Global revenue in the growing 3D printing market is expected to more than double by 2020 to $35.4 billion, with printers and printer materials driving almost half of the total, while software and services will drive the rest.
That’s the conclusion of a new 3D printing report by analyst firm IDC, which forecast that the market segment will more than double by 2020 from the current $15.9 billion in revenue forecast for the segment in 2016. That rise in revenue represents a compound annual growth rate of 24.1 percent through 2020.
3D printers have been used in industrial and commercial applications for several decades by a wide range of product manufacturers, aerospace companies and others to quickly design and produce prototypes, molds, one-off parts and more without having to invest lots of money and time, according to an earlier eWEEK story. Major manufacturers of 3D printers include Stratasys, 3D Systems, ExOne, EOS, Concept Laser, Arcam, Beijing Tiertime and XYZprinting. Top-of-the-line industrial 3D printers can sell for as much as $5 million, while consumer-based devices can be purchased for as little as $499 from other smaller vendors.
“Customer spending on 3D printing capabilities is following the market away from mass market consumer printers towards holistic solutions that enable higher-end—and more profitable—use cases,” Christopher Chute, an IDC analyst, said in a statement. “As the market for printers, materials and services matures, IDC expects new 3D printing capabilities to enable a next-wave of customer innovation in discrete manufacturing, product design, and life sciences.”
IDC predicts that the most popular use cases that will drive the highest revenues for 3D printing in 2016 include some $4 billion for automotive design rapid prototype printing and some $2.4 billion for aerospace and defense parts printing, according to the report. Also looming as a strong market is dental printing, the report states.
“IDC expects the worldwide 3D printing market to continue its rapid expansion over the next several years, driven by the need to reduce manufacturing cycle times and to reduce prototyping costs,” Keith Kmetz, another IDC analyst said in a statement. “This growth will be fueled by an explosion of 3D printer manufacturers from around the world, seeking to capitalize on the anticipated growth in this market with faster printers that offer better quality output at lower prices.”

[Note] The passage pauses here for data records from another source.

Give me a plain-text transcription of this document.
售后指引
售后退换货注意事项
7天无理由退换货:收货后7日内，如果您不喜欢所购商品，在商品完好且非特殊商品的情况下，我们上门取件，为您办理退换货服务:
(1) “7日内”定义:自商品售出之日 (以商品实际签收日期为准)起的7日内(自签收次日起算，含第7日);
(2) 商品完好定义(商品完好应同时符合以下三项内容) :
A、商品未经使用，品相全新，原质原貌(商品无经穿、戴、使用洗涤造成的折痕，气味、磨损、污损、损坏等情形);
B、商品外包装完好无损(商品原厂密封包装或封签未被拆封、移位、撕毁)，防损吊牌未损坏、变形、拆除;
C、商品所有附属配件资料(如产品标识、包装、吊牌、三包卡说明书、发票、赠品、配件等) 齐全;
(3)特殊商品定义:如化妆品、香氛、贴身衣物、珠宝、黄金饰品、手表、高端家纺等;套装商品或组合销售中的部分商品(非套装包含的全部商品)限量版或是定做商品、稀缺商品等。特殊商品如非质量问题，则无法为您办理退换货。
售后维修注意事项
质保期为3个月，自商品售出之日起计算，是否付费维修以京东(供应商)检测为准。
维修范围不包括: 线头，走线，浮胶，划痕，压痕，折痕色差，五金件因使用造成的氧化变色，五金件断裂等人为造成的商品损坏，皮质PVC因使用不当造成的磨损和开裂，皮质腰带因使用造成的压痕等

Healthcare and professional services will continue to be strong users of the technology, while retail users will experience the greatest revenue growth and become the fourth largest user of the technology by segment by 2020, the report continues. “Meanwhile, revenues from consumer 3D printing will grow modestly as this market has already matured,” the report added.
The data was reported as part of IDC’s Worldwide Semiannual 3D Printer Spending Guide.
HP joined the 3D printing marketplace when it announced in April 2015 that it would be building and selling the devices for business and industrial users.
In the past five years, 3D printing has been growing much faster as enterprises of all sizes find out they can buy a device for as little as $500 and begin trying out new ideas they never dreamed of in the past. Much of the latest enthusiasm for 3D printing comes from a blooming hobbyist or “maker” movement that has helped bring down the cost of smaller devices to where companies of any size can now afford to try one.
3D printers typically work by laying down layer upon layer of material to gradually build up a part until it is complete. There are seven different technologies used in 3D printers that work with various materials, including plastics and metals.